A.Y. : À première vue, on pourrait penser qu’il sera difficile de faire mieux que la CAN en Côte d’Ivoire, qui a été la plus réussie de l’histoire : plus de 500 millions de téléspectateurs, des infrastructures modernes et une image très positive du continent. Mais, en regardant de plus près, l’édition marocaine dispose de plusieurs atouts qui pourraient déboucher sur un tournoi encore plus abouti.
Lesquels ?
A.Y. : D’abord, le tournoi est organisé dans un pays idéalement situé, très proche de l’Europe, et la diaspora africaine peut donc aisément s’y rendre. D’ailleurs, on constatait dès le mois de novembre des centaines de milliers de ventes de billets, ce qui est extraordinaire pour une CAN. Ensuite, concernant les infrastructures, nous passons à des stades d’une autre dimension, comparables à ceux d’une Coupe du monde, laquelle se tiendra au Maroc en 2030, conjointement avec l’Espagne et le Portugal. Enfin, il y a l’aspect politique : le développement exceptionnel du football marocain a été rendu possible grâce à une vision royale de long terme, une stabilité institutionnelle, des investissements importants et un travail exemplaire de la fédération.
Quelles retombées peuvent être espérées ?
A.Y. : La CAN est aujourd’hui la troisième compétition la plus regardée au monde, après la Coupe du monde et l’Euro. Les bénéfices en termes d’image sont énormes. Avec la progression du football africain, l’ambition est désormais de s’orienter vers le monde, de titiller les grandes fédérations et de conquérir les marchés externes. L’objectif est que les Européens, les Américains ou les Asiatiques deviennent eux aussi consommateurs du football africain, comme les Africains le sont du football européen, afin d’améliorer les revenus issus des compétitions organisées par la CAF. Pour cette raison, je pense qu’avec l’édition marocaine, nous passerons d’une Coupe d’Afrique pour l’Afrique à une Coupe d’Afrique pour le monde.
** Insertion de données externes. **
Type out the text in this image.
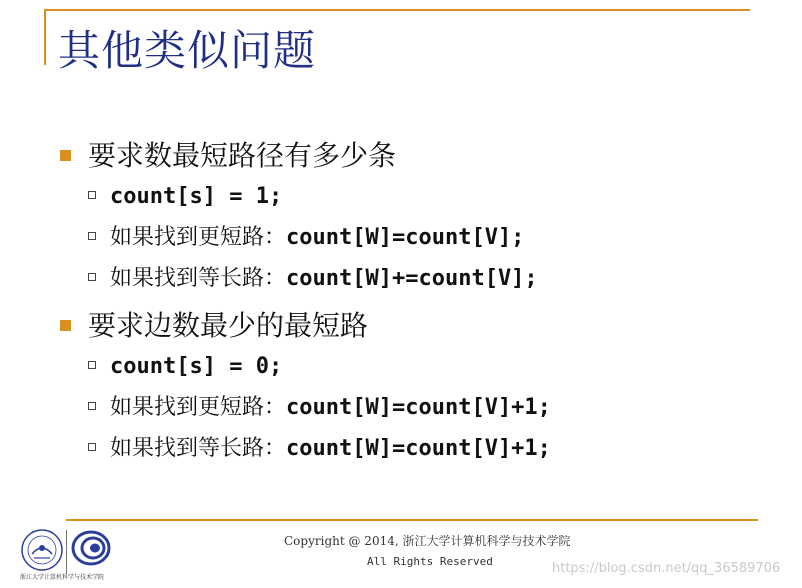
其他类似问题
要求数最短路径有多少条
count[s] = 1;
如果找到更短路：count[W]=count[V];
如果找到等长路：count[W]+=count[V];
要求边数最少的最短路
count[s] = 0;
如果找到更短路：count[W]=count[V]+1;
如果找到等长路：count[W]=count[V]+1;
浙江大学计算机科学与技术学院
Copyright @ 2014, 浙江大学计算机科学与技术学院
All Rights Reserved	https://blog.csdn.net/qq_36589706
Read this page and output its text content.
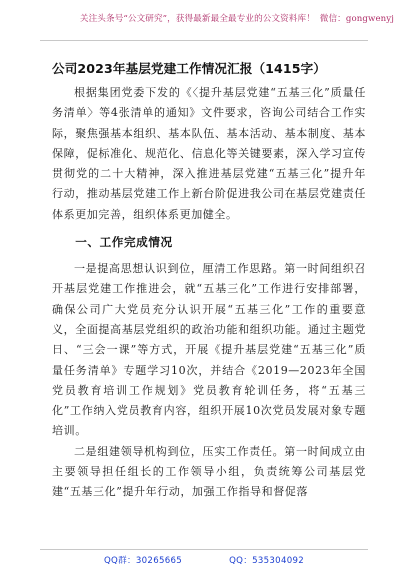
关注头条号“公文研究”，获得最新最全最专业的公文资料库！ 微信：gongwenyj
公司2023年基层党建工作情况汇报（1415字）

根据集团党委下发的《〈提升基层党建“五基三化”质量任务清单〉等4张清单的通知》文件要求，咨询公司结合工作实际，聚焦强基本组织、基本队伍、基本活动、基本制度、基本保障，促标准化、规范化、信息化等关键要素，深入学习宣传贯彻党的二十大精神，深入推进基层党建“五基三化”提升年行动，推动基层党建工作上新台阶促进我公司在基层党建责任体系更加完善，组织体系更加健全。

一、工作完成情况

一是提高思想认识到位，厘清工作思路。第一时间组织召开基层党建工作推进会，就“五基三化”工作进行安排部署，确保公司广大党员充分认识开展“五基三化”工作的重要意义，全面提高基层党组织的政治功能和组织功能。通过主题党日、“三会一课”等方式，开展《提升基层党建“五基三化”质量任务清单》专题学习10次，并结合《2019—2023年全国党员教育培训工作规划》党员教育轮训任务，将“五基三化”工作纳入党员教育内容，组织开展10次党员发展对象专题培训。

二是组建领导机构到位，压实工作责任。第一时间成立由主要领导担任组长的工作领导小组，负责统筹公司基层党建“五基三化”提升年行动，加强工作指导和督促落

QQ群：30265665	QQ：535304092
* Entretien réalisé le 2 novembre 2025.
LE PREMIER MAURITANIEN DE L’HISTOIRE À ACCÉDER AU CONSEIL DE LA FIFA
Né le 7 janvier 1976 à Nouadhibou en Mauritanie, Ahmed Yahya a pris en 2011 la présidence de la Fédération de football de la Mauritanie (FFRIM), avant d’être réélu en 2023 pour un quatrième mandat de quatre ans. D’abord directeur des équipes nationales à la FFRIM (2004-2007), puis Secrétaire général de cette fédération, il est devenu en 2017 membre de la Commission d’organisation des compétitions à la FIFA et membre du Comité exécutif de la Confédération africaine de Football (CAF). Ahmed Yahya, qui dirige par ailleurs une importante société de pêche en Mauritanie, a été élu en mars 2025 comme membre du Conseil de la FIFA. Il est le premier Mauritanien de l’histoire à accéder à un tel poste.